Le bulldozer est arrivé, et dès le début de la semaine prochaine, je peux recevoir le camp de Vanves. Camp de triste réputation. Enfin ça ira quand même.

Noisy le Grand - Château de France le 6/7/54

La vie continue toujours avec le même temps froid et brumeux. Pluies sans cesse, mais je n’ai pas le temps de m’ennuyer le moins du monde.

Maintenant. Que le travail est bien organisé mes journées sont calmes et moins fatigantes.

Des familles arrivent tous les jours, j’en suis actuellement à 42, j’en attends autant d’ici la fin de la semaine. Elles arriveront probablement samedi. 40 gars environ arriveront encore ces jours-ci. Cela va faire le centre le plus important de tous. C’est curieux je démarre souvent à zéro, avec le plus petit et cela s’amplifie du tonnerre.

J’attends avec impatience la visite de Papa dimanche. Tu peux venir à l’heure que tu voudras, je préfère que tu viennes dimanche car une fois celle-ci bien partie on m’enverra sans doute très prochainement dans une autre : car deux communautés, du moins une communauté et un centre dégringolent rapidement. J’y aurai droit j’espère.

Patrice

P.S. Un peu d’argent s’il vous plaît. .J’ai besoin d’une paire de sandalettes.

Noisy le Grand Château de France le 8/7/1954

Le centre de Vanves arrive samedi et dimanche. Un arrivage le matin et un autre l’après-midi. C’est la cadence normale, ce sera très intéressant pour Papa.

Avec les hommes ça va. Ceux que j’attendais ne sont pas encore arrivés.

Visite du Père (l’Abbé Pierre) hier, avec un tas de personnalités. Tout s’est très bien passé.

Noisy le Grand Château de France le 30/7/54

Les communautés viennent de subir un assez grand changement dans la direction. Le Père est évidemment toujours le grand directeur.
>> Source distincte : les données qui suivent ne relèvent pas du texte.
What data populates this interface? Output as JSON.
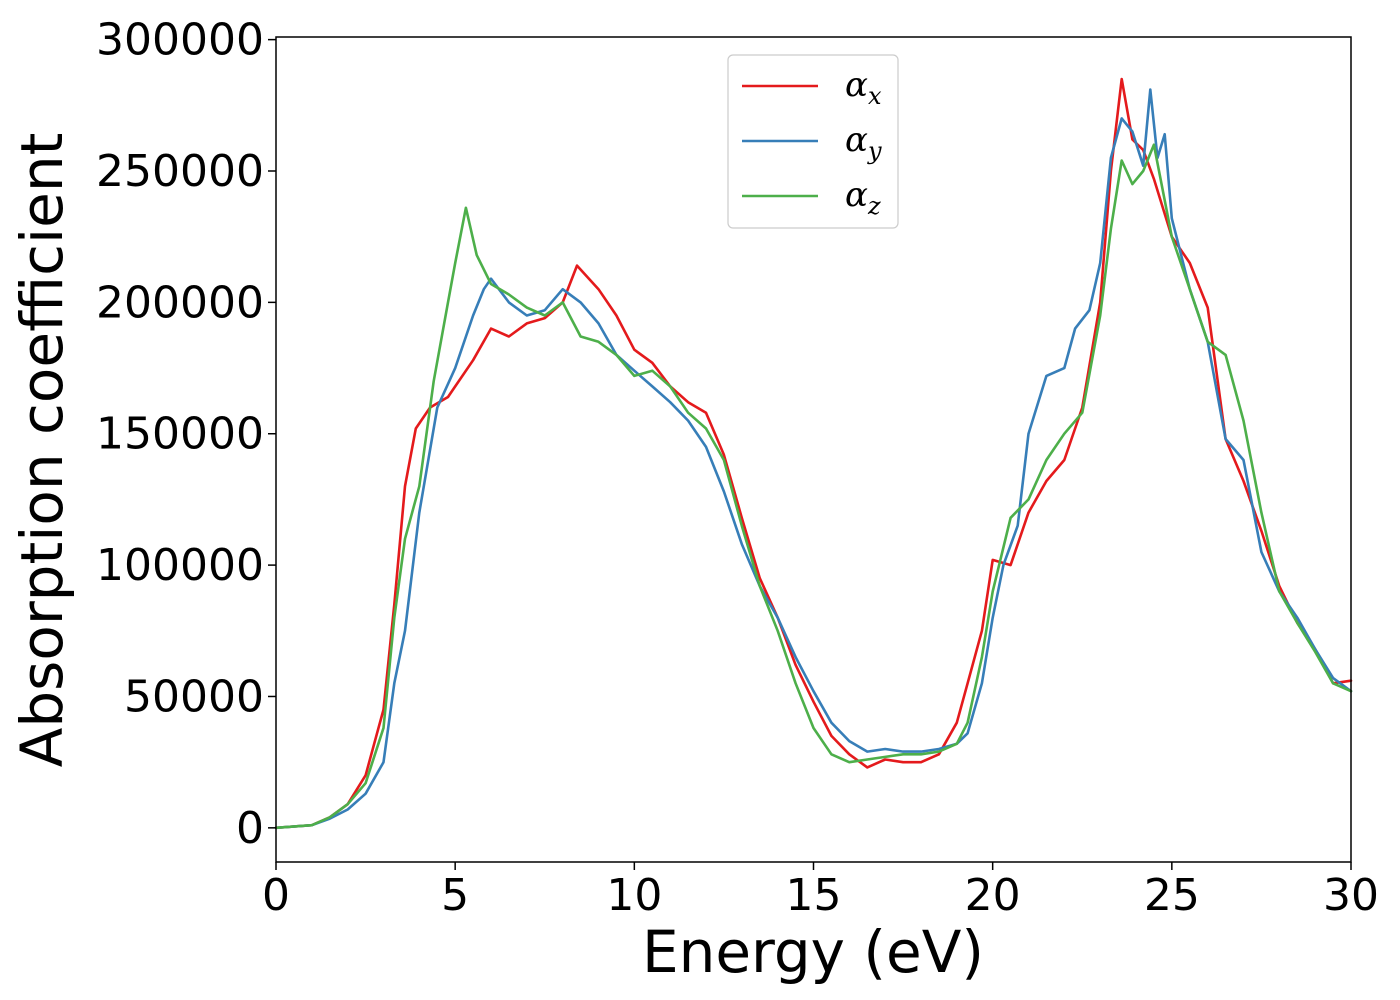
{
  "chart_data": {
    "type": "line",
    "xlabel": "Energy (eV)",
    "ylabel": "Absorption coefficient",
    "xlim": [
      0,
      30
    ],
    "ylim": [
      -13000,
      301000
    ],
    "xticks": [
      0,
      5,
      10,
      15,
      20,
      25,
      30
    ],
    "xtick_labels": [
      "0",
      "5",
      "10",
      "15",
      "20",
      "25",
      "30"
    ],
    "yticks": [
      0,
      50000,
      100000,
      150000,
      200000,
      250000,
      300000
    ],
    "ytick_labels": [
      "0",
      "50000",
      "100000",
      "150000",
      "200000",
      "250000",
      "300000"
    ],
    "grid": false,
    "legend_position": "top-center",
    "series": [
      {
        "name": "α",
        "subscript": "x",
        "color": "#e41a1c",
        "x": [
          0,
          1,
          1.5,
          2,
          2.5,
          3,
          3.3,
          3.6,
          3.9,
          4.3,
          4.8,
          5.0,
          5.5,
          6.0,
          6.5,
          7.0,
          7.5,
          8.0,
          8.4,
          9.0,
          9.5,
          10.0,
          10.5,
          11.0,
          11.5,
          12.0,
          12.5,
          13.0,
          13.5,
          14.0,
          14.5,
          15.0,
          15.5,
          16.0,
          16.5,
          17.0,
          17.5,
          18.0,
          18.5,
          19.0,
          19.3,
          19.7,
          20.0,
          20.5,
          21.0,
          21.5,
          22.0,
          22.5,
          23.0,
          23.3,
          23.6,
          23.9,
          24.2,
          24.5,
          25.0,
          25.5,
          26.0,
          26.5,
          27.0,
          27.5,
          28.0,
          28.5,
          29.0,
          29.5,
          30.0
        ],
        "values": [
          0,
          1000,
          4000,
          9000,
          20000,
          45000,
          85000,
          130000,
          152000,
          160000,
          164000,
          168000,
          178000,
          190000,
          187000,
          192000,
          194000,
          200000,
          214000,
          205000,
          195000,
          182000,
          177000,
          168000,
          162000,
          158000,
          142000,
          118000,
          95000,
          80000,
          62000,
          48000,
          35000,
          28000,
          23000,
          26000,
          25000,
          25000,
          28000,
          40000,
          55000,
          75000,
          102000,
          100000,
          120000,
          132000,
          140000,
          160000,
          200000,
          250000,
          285000,
          262000,
          258000,
          247000,
          225000,
          215000,
          198000,
          148000,
          132000,
          113000,
          92000,
          78000,
          68000,
          55000,
          56000
        ]
      },
      {
        "name": "α",
        "subscript": "y",
        "color": "#377eb8",
        "x": [
          0,
          1,
          1.5,
          2,
          2.5,
          3,
          3.3,
          3.6,
          4.0,
          4.5,
          5.0,
          5.5,
          5.8,
          6.0,
          6.5,
          7.0,
          7.5,
          8.0,
          8.5,
          9.0,
          9.5,
          10.0,
          10.5,
          11.0,
          11.5,
          12.0,
          12.5,
          13.0,
          13.5,
          14.0,
          14.5,
          15.0,
          15.5,
          16.0,
          16.5,
          17.0,
          17.5,
          18.0,
          18.5,
          19.0,
          19.3,
          19.7,
          20.0,
          20.3,
          20.7,
          21.0,
          21.5,
          22.0,
          22.3,
          22.7,
          23.0,
          23.3,
          23.6,
          23.9,
          24.2,
          24.4,
          24.6,
          24.8,
          25.0,
          25.5,
          26.0,
          26.5,
          27.0,
          27.5,
          28.0,
          28.5,
          29.0,
          29.5,
          30.0
        ],
        "values": [
          0,
          1000,
          3500,
          7000,
          13000,
          25000,
          55000,
          75000,
          120000,
          160000,
          175000,
          195000,
          205000,
          209000,
          200000,
          195000,
          197000,
          205000,
          200000,
          192000,
          180000,
          174000,
          168000,
          162000,
          155000,
          145000,
          128000,
          108000,
          92000,
          80000,
          65000,
          52000,
          40000,
          33000,
          29000,
          30000,
          29000,
          29000,
          30000,
          32000,
          36000,
          55000,
          80000,
          100000,
          115000,
          150000,
          172000,
          175000,
          190000,
          197000,
          215000,
          255000,
          270000,
          265000,
          252000,
          281000,
          255000,
          264000,
          232000,
          205000,
          185000,
          148000,
          140000,
          105000,
          90000,
          80000,
          68000,
          57000,
          52000
        ]
      },
      {
        "name": "α",
        "subscript": "z",
        "color": "#4daf4a",
        "x": [
          0,
          1,
          1.5,
          2,
          2.5,
          3,
          3.3,
          3.6,
          4.0,
          4.4,
          4.8,
          5.0,
          5.3,
          5.6,
          6.0,
          6.5,
          7.0,
          7.5,
          8.0,
          8.5,
          9.0,
          9.5,
          10.0,
          10.5,
          11.0,
          11.5,
          12.0,
          12.5,
          13.0,
          13.5,
          14.0,
          14.5,
          15.0,
          15.5,
          16.0,
          16.5,
          17.0,
          17.5,
          18.0,
          18.5,
          19.0,
          19.3,
          19.7,
          20.0,
          20.5,
          21.0,
          21.5,
          22.0,
          22.5,
          23.0,
          23.3,
          23.6,
          23.9,
          24.2,
          24.5,
          25.0,
          25.5,
          26.0,
          26.5,
          27.0,
          27.5,
          28.0,
          28.5,
          29.0,
          29.5,
          30.0
        ],
        "values": [
          0,
          1000,
          4000,
          9000,
          17000,
          38000,
          80000,
          110000,
          130000,
          170000,
          200000,
          215000,
          236000,
          218000,
          207000,
          203000,
          198000,
          195000,
          200000,
          187000,
          185000,
          180000,
          172000,
          174000,
          168000,
          158000,
          152000,
          140000,
          115000,
          92000,
          75000,
          55000,
          38000,
          28000,
          25000,
          26000,
          27000,
          28000,
          28000,
          29000,
          32000,
          40000,
          65000,
          90000,
          118000,
          125000,
          140000,
          150000,
          158000,
          195000,
          228000,
          254000,
          245000,
          250000,
          260000,
          225000,
          205000,
          185000,
          180000,
          155000,
          120000,
          90000,
          78000,
          67000,
          55000,
          52000
        ]
      }
    ]
  }
}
Paul le second, Le troisième Marcel Montay a neuf communautés : Les peupliers, la Réserve, l’Usine à Gaz, etc. (C’est l’ancien responsable de Boulogne Billancourt dont le Père Gérard était l’adjoint).

Le Père Heine (Hollandais) à trois communautés dont Emmaüs.

Le quatrième est Jean Yves, les communautés en construction, dont je suis passé officiellement l’adjoint. Jean Yves a ses 3 adjoints qui sont soit avec lui, ou responsables de communautés plus les responsables de petits chantiers.

Je ferai sans doute prochainement un stage à Pontault, là où il termine un gros chantier.

Noisy deviendra le plus gros chantier de l’Abbé. Ils veulent en faire une chose magnifique. Espérons qu’ils m’en laisseront le responsable. Aucune importance.

J’ai vu Mme Renard, la responsable de la communauté femmes. Elle trouve Marie Pierre (la sœur de Patrice) un peu jeune, vu les difficultés énormes et la mentalité. Enfin nous la visiterons un dimanche, quand vous voudrez. Elle est là tous les dimanches.

Noisy le Grand - Château de France le 3 Aout 1954

Enfin il fait beau depuis hier. La chaleur serait très vive s’il n’y avait beaucoup d’air. Mais ce n’est pas désagréable par ce temps.

Il y a du nouveau. Je pars jeudi pour faire un stage de 15 jours à Pontault-Combault théoriquement et 8 jours ensuite au centre de chine de Jean-Yves à Fontainebleau, puis retour à Noisy.

J’ignore donc quel sera mon travail et la possibilité d’être libre dimanche prochain.

Depuis vendredi soir je n’ai eu que des bagarres. Un garçon qui a failli être tué d’un coup de pied là ou je pense, coup de rasoir, couteau, …Très amusant… Tous les soirs même comédies. Avec la chaleur cela n’arrange rien.

Le champ de pommes de terre est en cours d’arrachage. Nous prêtons la main d’œuvre pour compenser la perte due à l’arrachage avancé.

Le temps est bien couvert, mais il fait bon. La chaleur hier a été effrayante.

On vient de nous signaler un vol de 6 draps et des serviettes. Je fais venir la police sans prévenir personne. Autant chercher une aiguille dans une botte de foin. Mais cela signifie que nous ne sommes pas prêts à nous laisser marcher sur les pieds.

Noisy le Grand - Château de France le 12 Aout 1954.

Le Père vient dimanche célébrer la Messe et introniser la Ste Vierge à 9h30.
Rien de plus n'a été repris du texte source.